Puneet Jain

Researcher at Hewlett-Packard Labs, Palo Alto.

Publications Projects Services Home

Environmental fingerprinting has been proposed as a key enabler to immersive, highly contextualized mobile computing applications, especially augmented reality. While fingerprints can be constructed in many domains (e.g., wireless RF, magnetic field, and motion patterns), visual fingerprinting is especially appealing due to the inherent heterogeneity in many indoor spaces. This visual diversity, however, is also its Achilles' heel -- matching a unique visual signature against a database of millions requires either impractical computation for a mobile device, or to upload large quantities of visual data for cloud offload. Further, most visual "features" tend to be low entropy -- e.g., homogeneous repetitions of floor and ceiling tiles. Our system VisualPrint, proposes a means to offload only the most distinctive visual data, that is, only those visual signatures which stand a good chance to yield a unique match. VisualPrint enables cloud-offloaded visual fingerprinting with efficacy comparable to using whole images, but with an order reduction in network transfer

This work was student research competition (SRC) runners-up at MobiCom 2015 and is to appeared in ACM CoNEXT 2016 main conference.


The idea of augmented reality -- the ability to look at a physical object through a camera and view annotations about the object is certainly not new. Yet, this apparently feasible vision has not yet materialized into a precise, fast, and comprehensively usable system.
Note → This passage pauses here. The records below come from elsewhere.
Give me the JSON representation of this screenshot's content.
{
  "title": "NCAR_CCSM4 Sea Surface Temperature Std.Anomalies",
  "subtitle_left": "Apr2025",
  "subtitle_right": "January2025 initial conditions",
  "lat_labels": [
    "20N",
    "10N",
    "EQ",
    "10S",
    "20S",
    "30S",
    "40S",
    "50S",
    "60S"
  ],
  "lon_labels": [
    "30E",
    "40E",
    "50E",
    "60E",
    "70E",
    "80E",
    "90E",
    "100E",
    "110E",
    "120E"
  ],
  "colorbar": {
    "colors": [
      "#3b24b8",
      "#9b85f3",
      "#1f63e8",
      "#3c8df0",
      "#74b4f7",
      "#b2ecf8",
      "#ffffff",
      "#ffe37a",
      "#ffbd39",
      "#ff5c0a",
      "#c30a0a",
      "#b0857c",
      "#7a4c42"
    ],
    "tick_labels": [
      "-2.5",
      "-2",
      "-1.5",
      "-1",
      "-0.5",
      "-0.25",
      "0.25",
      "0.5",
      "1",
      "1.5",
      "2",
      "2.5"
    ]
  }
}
This project asks: What does it take to enable augmented reality (AR) on smartphones today? To build a ready-to-use mobile AR system, we adopt a top-down approach cutting across smartphone sensing, computer vision, cloud offloading, and linear optimization. Our proposed system OverLay allows random physical object tagging from camera's viewfinder. Later, these tags can be seen by others from different angles, locations, and times. Our approach does not require changes to infrastructure, localization schemes, specialized cameras, or modification to phone's operating system. Designed and developed for current generation smartphones, our experiments in an indoor setup shows promising results. If made commercially available, OverLay can immediately apply to city tourism, PoI discovery, infrastructure maintenance, and object privacy.

This work won best demo at HotMobile 2015 and appeared in ACM MobiSys 2015 main conference.


Large-scale, predictive analytics on social data have proven effective. Over the last decade, the research community has understood the potential value of inferences based on influence analysis, belief propagation, epidemic spread, sentiment mining, and behavior analysis. However, the majority of these efforts are not yet amenable to realize this value in a practical deployment. In particular, they have not been designed with real-time responsiveness as a requirement, and typically only make "predictions" of past events through a post-mortem analysis of historical data. In various applications, the utility of social analytics degrades with minutes or hours. In this research work, we develope a cloud-based framework to enable real-time temporal analysis and inference from streaming social data. As an exemplary instantiation, we have tune framework to predict which YouTube videos are most likely to "go viral" in the near future. We monitor Twitter for more than 90 days, and find that framework's real-time predictions demonstrate strong correlation to future YouTube viewership and Google search trends.

This work appeared in AAAI ICWSM 2014 main conference.


This project uses hadoop data-analytics, multi-view stereo reconstruction, and mobile sensing based dead-reckoning to enable video clustering based on shared content. Crowdsourced videos uploaded from mobile devices, often provides engaging and diverse perspectives not captured by professional videographers. Unfortunately, such multimedia is difficult to organize due to the scale of data. Video clustering services depend on manual tagging or machine-mineable viewer comments. While manual indexing can be effective for popular, well-established videos, they do not apply to newer or live content. We envisage video-sharing services for live user video streams, indexed automatically and in real-time, especially by shared content. Our implementation FOCUS is a Hadoop-on-cloud video-analytics, uniquely leverages 3D model reconstruction and sensing based dead-reckoning to decipher and continuously track a videos line-of-sight. Through spatial understanding of the relative geometry of multiple line-of-sights, FOCUS recognizes shared content even when viewed from diverse angles and distances. We use spatial overlap in multiple line-of-sights as a metric to perform real-time video clustering on cloud.

This work appeared in ACM SenSys 2013 main conference.


This project uses multi-modal sensing and computer vision as proxy metadata to enable distant object localization on cloud. As an example usecase, while driving on a highway entering New York, we want to look at one of the skyscrapers through the smartphone camera, and compute its GPS location. While the problem would have been far more difficult five years back, the growing number of sensors on smartphones, combined with advances in computer vision, have opened up important opportunities. We harness these opportunities through a system called Object Positioning System (OPS) that achieves reasonable localization accuracy. Our core technique uses computer vision to create an approximate 3D structure of the object and camera, and applies mobile phone sensors to scale and rotate the structure to its absolute configuration. Then, by solving (nonlinear) optimizations on the residual (scaling and rotation) error, we ultimately estimate the objects GPS position.

This work appeared in ACM MobiSys 2012 main conference.